Epling is also the national co-cirector and Michigan representative for Bully Police USA and has appeared on many news outlets and syndicated radio and TV programs talking about anti-bullying.

“Bully Police USA was formed by Brenda High in 2002 after her son Jared took his life after a bullying incident. The concept was to look at state laws about bullying, which at the time very few states had laws, and advocate for them from a parent’s perspective,” he said.

“Michigan was the 48th state to pass a law, and currently every state does have a law on bullying. Mostly they require schools to have policies and give reports to the state,” he said.

Epling said he has been talking on this issue for 17 years now.

“So much has changed and so much has stayed the same. We hit our peak for prevention in about 2014, and I feel we’ve been sliding backwards in the last several years,” he said.

Along with his wife, Tammy, they succeeded in passing anti-bullying legislation named the Matt Epling Safe School Law in Michigan to require bullying prevention policies in Michigan’s schools.

In 2011, Epling was one of only 150 people invited to the White House for the first presidential summit on bullying.

“I think anytime that we can gather people, parents, teachers, administrators and especially students to talk openly and honestly about the issue of bullying — cyberbullying is bullying just done through technology and different techniques — we can start to think about changing our attitudes on how to address it and set forth a long-term plan to curb the issue,” said Epling.

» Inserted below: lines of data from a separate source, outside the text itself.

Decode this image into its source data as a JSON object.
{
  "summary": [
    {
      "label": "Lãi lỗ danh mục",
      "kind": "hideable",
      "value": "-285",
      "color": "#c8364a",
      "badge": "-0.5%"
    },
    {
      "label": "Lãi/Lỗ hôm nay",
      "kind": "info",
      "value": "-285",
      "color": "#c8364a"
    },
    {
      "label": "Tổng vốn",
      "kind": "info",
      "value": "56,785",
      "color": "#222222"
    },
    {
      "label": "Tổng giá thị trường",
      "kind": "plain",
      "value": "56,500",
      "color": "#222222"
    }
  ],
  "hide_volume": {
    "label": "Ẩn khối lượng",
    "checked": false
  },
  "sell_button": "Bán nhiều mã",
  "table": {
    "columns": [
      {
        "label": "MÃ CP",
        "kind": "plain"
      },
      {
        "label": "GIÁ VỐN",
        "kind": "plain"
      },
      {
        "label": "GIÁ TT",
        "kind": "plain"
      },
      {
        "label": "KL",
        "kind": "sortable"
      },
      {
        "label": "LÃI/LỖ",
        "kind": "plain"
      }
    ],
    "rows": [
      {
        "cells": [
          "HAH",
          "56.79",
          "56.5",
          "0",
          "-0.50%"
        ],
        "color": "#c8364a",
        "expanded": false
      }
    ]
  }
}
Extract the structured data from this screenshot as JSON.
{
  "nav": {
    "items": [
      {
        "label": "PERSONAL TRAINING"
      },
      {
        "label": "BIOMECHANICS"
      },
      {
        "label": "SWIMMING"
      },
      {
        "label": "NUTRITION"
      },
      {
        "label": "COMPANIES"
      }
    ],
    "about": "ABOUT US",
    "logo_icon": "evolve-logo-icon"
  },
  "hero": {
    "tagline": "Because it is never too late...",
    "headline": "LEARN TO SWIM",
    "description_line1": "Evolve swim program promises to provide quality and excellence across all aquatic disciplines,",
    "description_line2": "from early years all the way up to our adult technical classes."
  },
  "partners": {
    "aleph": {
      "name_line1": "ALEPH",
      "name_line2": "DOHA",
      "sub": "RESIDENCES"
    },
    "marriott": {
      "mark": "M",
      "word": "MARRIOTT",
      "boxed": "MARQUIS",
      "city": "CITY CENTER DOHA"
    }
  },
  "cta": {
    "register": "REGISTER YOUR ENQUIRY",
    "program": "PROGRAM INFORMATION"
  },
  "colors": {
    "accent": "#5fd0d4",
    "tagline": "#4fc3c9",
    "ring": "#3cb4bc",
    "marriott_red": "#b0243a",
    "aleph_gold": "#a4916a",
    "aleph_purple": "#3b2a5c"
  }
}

“I am a firm believer that we can never stop bullying, but we can do a lot to prevent it.”

Kim Enders, a chairperson for the Shelby Community Foundation, said the foundation strongly supports bullying awareness and is hosting the event in hopes of finding solutions.

“The Shelby Community Foundation, and in particular our Women’s Fund, support awareness, information and possible solutions to an ever-evolving challenge with regards to cyberbullying. This event intends to reveal more about it and how to combat it,” said Enders.

She also said a grant will be awarded to a nonprofit group.

“A grant will be awarded to Know Resolve (knowresolve.org), a youth suicide prevention nonprofit group who provides support, awareness and prevention education to the community on this topic,” said Enders.

During the event, there will be a silent auction.

Tickets to the event cost $30 per person and can be purchased via credit card on the foundation website, www.shelbycommunityfoundation.org, or checks can be made out to SCF-Women’s Luncheon and mailed to P.O. Box 183181, Shelby Township, MI 48318.

Registration is required by Sept. 23.